MASYGUL

5.1K 585 83
                                    

Hiruk pikuk manusia menjejali semesta, berbeda jenis berdampingan mencari jalan pulang yang tak sama. Letih, mengorbankan apapun atas nama sebuah kebahagiaan tanpa tahu kebahagiaan itu tidak jauh dari dirinya sendiri.

Banyak yang berlari ke gunung mencari kepuasaan sebuah nilai estetika lewat polesan senja dipuncak tertinggi bumi. Berlari kelaut, mencari kesejukan meninabobokan jiwa.

Padahal, aku amat sederhana. Nilaiku tidak bernilai emas permata. Di saat engkau dekat dengan sang maha kuasa, syukur memenuhi dadamu. Aku si kebahagiaan berada di sana.

Definisi keikhlasan yang selalu berakhir pekikan tak puas dari jiwa-jiwa yang diberi amanah ibadah yakni manusia.

Perempuan itu tampak murung setelah dia mengupload konten youtube mengenai bukunya. Perempuan cantik yang mampu menjatuhkan lelaki manapun juga, tapi malam ini dia terluka. Air matanya mengalir dipipinya yang merona.

“Kamu salah telah menolakku, Ustadz.” Lirihnya.

Deretan photo ustadz muda berjejer didinding kamarnya bak idola, berbagai pose saat dia sedang mengisi kajiannya di Indonesia ataupun di luar Indonesia.

“Tidak ada perempuan sesempurna aku dalam menginginkanmu, harusnya kamu sadar akan hal itu.” Raungnya sendiri.

Make up yang selalu memoles wajahnya pun luntur saat itu juga. Malam itu dia bertekad untuk tidak menyerah atas niatannya yang hanya dibalas permintaan maaf. Bahwa di sini seorang lelaki pun bisa menjadi fitnah saat tidak ada yang bisa menjaga Iffahnya sebagai seorang muslimah.

Di saat dia memiliki ilmu yang tinggi baik ilmu agama ataupun dunia dengan didukung penampilan fisik yang rupawan juga, disertai akhlak yang membingkai keindahan pribadinya pula. Sungguh ini pun tidak bisa lepas dari perhatian seorang perempuan.

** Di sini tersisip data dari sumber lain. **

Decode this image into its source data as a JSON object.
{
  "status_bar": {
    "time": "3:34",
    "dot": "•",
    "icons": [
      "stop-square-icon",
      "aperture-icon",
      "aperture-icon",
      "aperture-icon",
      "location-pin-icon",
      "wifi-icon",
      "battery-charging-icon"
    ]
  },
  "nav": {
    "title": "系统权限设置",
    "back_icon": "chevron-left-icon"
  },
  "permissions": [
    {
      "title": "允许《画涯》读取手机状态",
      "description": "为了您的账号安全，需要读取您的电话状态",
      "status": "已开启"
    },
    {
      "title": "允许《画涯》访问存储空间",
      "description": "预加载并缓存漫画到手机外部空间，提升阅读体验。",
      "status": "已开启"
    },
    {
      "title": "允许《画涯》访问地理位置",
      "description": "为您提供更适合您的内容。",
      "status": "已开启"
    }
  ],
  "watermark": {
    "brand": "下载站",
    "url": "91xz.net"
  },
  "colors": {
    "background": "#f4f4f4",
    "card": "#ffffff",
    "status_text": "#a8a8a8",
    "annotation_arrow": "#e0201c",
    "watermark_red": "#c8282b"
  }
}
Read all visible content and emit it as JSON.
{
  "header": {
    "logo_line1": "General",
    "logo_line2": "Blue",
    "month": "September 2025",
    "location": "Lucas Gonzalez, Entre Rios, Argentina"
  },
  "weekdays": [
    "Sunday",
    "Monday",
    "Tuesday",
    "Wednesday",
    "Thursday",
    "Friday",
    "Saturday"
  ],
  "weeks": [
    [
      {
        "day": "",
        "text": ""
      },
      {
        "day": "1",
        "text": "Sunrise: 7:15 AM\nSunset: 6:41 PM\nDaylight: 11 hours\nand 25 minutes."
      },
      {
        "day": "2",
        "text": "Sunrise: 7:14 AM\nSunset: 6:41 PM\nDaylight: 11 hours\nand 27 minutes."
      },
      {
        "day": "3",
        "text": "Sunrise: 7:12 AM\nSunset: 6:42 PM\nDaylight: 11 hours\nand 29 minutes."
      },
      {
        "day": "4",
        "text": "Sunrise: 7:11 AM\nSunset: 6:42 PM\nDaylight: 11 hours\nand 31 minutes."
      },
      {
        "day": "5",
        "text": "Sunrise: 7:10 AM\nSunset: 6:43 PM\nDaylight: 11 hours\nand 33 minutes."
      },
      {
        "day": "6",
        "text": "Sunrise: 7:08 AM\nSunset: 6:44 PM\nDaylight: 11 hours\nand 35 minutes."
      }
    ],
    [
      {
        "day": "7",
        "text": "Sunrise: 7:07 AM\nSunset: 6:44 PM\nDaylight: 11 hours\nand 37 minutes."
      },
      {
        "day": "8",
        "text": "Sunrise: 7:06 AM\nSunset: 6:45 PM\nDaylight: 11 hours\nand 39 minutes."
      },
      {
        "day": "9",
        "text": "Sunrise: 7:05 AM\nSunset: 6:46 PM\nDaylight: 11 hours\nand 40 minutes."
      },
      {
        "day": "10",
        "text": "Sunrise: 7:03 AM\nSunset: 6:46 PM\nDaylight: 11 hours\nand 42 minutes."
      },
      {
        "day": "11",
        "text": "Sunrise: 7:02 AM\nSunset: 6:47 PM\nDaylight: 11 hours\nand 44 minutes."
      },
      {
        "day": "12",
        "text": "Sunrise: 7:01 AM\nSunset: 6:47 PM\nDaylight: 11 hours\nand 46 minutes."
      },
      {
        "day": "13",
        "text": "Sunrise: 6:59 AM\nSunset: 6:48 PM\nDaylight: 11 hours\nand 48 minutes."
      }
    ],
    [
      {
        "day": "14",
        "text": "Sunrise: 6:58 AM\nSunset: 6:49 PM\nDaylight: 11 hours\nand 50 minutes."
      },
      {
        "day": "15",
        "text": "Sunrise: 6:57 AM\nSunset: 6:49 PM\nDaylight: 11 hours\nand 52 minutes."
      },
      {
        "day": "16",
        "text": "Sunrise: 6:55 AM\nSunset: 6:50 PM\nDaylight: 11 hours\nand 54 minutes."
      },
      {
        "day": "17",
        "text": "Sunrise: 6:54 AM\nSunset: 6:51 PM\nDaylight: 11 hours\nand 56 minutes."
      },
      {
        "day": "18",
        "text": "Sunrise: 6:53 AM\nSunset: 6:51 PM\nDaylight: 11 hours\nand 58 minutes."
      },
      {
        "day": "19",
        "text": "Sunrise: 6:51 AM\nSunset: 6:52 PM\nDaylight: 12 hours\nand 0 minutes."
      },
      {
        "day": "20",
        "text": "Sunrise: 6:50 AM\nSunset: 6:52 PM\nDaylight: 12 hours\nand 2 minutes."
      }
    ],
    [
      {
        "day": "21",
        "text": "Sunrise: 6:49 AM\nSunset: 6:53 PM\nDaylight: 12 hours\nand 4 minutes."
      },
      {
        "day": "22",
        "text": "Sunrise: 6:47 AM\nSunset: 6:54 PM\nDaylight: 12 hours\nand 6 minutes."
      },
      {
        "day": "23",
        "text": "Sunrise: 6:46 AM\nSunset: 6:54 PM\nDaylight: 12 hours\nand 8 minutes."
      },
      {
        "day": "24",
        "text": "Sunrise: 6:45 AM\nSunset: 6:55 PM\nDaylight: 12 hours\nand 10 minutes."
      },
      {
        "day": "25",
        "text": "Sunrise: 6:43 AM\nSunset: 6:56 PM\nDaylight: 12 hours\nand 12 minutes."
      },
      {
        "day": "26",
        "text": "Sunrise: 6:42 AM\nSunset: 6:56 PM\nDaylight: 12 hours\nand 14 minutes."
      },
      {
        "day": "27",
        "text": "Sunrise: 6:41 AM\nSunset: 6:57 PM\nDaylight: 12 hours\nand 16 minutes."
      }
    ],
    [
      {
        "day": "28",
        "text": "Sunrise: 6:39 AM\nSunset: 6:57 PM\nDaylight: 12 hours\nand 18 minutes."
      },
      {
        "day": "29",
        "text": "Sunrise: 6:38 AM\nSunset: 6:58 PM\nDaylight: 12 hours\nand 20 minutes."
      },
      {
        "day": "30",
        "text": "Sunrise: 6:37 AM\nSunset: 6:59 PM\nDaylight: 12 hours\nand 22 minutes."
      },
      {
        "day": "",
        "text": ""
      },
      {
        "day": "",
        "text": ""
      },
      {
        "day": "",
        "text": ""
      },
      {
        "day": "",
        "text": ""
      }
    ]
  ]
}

Seperti halnya Nabi Yusuf yang membuat Zulaikha terjerembab dan para perempuan lain tanpa sadar melukai tangannya sendiri, saat melihat fisik Yusuf yang begitu sempurna. Maka kenapa kerupawanan wajah adalah amanah yang berat bagi orang-orang yang mengerti.

Maka sejauh mana Fahim menjaga dirinya, Menahan pandangan para muslimah kepada dirinya. Selalu ada celah colongan yang membuat setan leluasa mengobrak-abrik hati seorang manusia yang diberikan dominan perasaannya.

Maka senantiasa ada firman Allah untuk tidak mendekati zina, bagaimana semua bermula dari sepele tapi malah membakar diri pada akhirnya.

“Dan orang-orang yang belum mampu untuk menikah hendaklah menjaga kesucian dirinya sampai Allah menjadikan mereka mampu dengan karuniaNYA” (QS An Nur : 33)

Di sepertiga malam yang hening, seorang lelaki sudah bangun mendirikan shalat malam. Wajahnya basah rambutnya pun tertutup rapi kopiah putih dikepalanya.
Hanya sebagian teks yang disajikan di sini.